Which I think is a great thing. Regardless of what you think my motives are.
My point is…if you use the bible to base your points on in one case…you can’t distance yourself from other points made in the bible.
Reeder, IIRC, tomndebb is Roman Catholic. (As I was raised). Catholicism does NOT believe in Biblical literalism, nor that, “Oh, well, the Bible says it, that’s so!” Catholicism teaches that Scripture is not always easy to understand, or as black and white as the fundamentalists would have us believe.
Well thank you for the explanation of atheism. I guess when I see sites like “evilbible.com” and sites picking and choosing ‘bad verses’ from the bible, it seems like they ARE trying to show why we should reject its teachings. But you are correct, to paint all atheists the same was a crime as bad as Reeder painting all Christians that way. I apologize and thank you.

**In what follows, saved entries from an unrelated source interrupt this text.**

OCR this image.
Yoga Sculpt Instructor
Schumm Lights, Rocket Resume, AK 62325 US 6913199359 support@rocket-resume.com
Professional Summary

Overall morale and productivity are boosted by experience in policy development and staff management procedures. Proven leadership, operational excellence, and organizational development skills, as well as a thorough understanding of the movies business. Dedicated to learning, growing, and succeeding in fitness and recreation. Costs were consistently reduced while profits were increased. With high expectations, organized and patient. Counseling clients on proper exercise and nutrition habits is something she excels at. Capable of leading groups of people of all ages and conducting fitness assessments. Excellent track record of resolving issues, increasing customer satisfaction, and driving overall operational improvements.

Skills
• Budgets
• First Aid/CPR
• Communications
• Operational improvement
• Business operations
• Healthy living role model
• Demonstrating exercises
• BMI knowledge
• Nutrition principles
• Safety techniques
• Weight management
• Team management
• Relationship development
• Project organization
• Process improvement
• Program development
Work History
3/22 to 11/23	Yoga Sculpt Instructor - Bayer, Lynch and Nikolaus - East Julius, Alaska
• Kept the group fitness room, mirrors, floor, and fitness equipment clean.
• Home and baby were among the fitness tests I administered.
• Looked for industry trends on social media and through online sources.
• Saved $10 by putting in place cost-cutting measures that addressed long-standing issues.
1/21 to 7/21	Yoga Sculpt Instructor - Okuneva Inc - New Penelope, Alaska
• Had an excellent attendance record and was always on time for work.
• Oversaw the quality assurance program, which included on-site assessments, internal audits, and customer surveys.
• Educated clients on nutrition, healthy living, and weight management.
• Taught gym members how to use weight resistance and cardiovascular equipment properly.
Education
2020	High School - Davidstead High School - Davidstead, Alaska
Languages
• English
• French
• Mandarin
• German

As for Reeder asking for my interpretation of the slavery verses, perhaps you could take one moment out of your frothy rage and read my posts. On the FIRST PAGE OF THE THREAD I said that 1) I felt the slavery of the Old Testament WAS a different situation than the slavery of the 19th century (not race based, but monetarily based, although also abhorrent and 2) The New Testament passages were used as a metaphor for our loyalty to Christ and his teachings.
Christ doesn’t want anyone to serve two masters. He is our teacher, our leader, and to own another human being, thus becoming his master is wrong.
Lastly, don’t accuse me of withholding rights from anyone Reeder. I voted for Kerry, I am FOR Gay marriage, and I’m against slavery.
Perhaps I shouldn’t have flown off the handle at your initial idiotic statement, but it’s so fucking hard to hold my tongue around your stereotypical bullshit.
Rage? I feel no rage.
I think it’s funny.
Religion. The opiate of the masses.
Huh? If I read a book and find I agree with something in chapter 1 I cannot disagree with some point that the author makes in chapter 4?
No they weren’t. They were literal instructions to slaves.
No, of course not. At least not as far as a Marxist like Reeder’s concerned.
Leave her alone.
Let’s not pop her bubble.
Thank you for your cogent reply to my interpretations and indeed my apology. :rolleyes:
Diogenes
Sorry, I don’t take the Bible as word for word literal translation. But your interpretation is interesting. I think the letters to the Ephesians, in particular, were evangelical in nature.
Wow. I have been espousing marxism?
Who knew?
If I quote earnestly from “Mein Kampf,” should I expect people not to think I espouse Nazism?
I’m beginning to think you’re working for the fundies in an attempt to make all of us agnostics/atheists look like loons. And doing a hell of a job.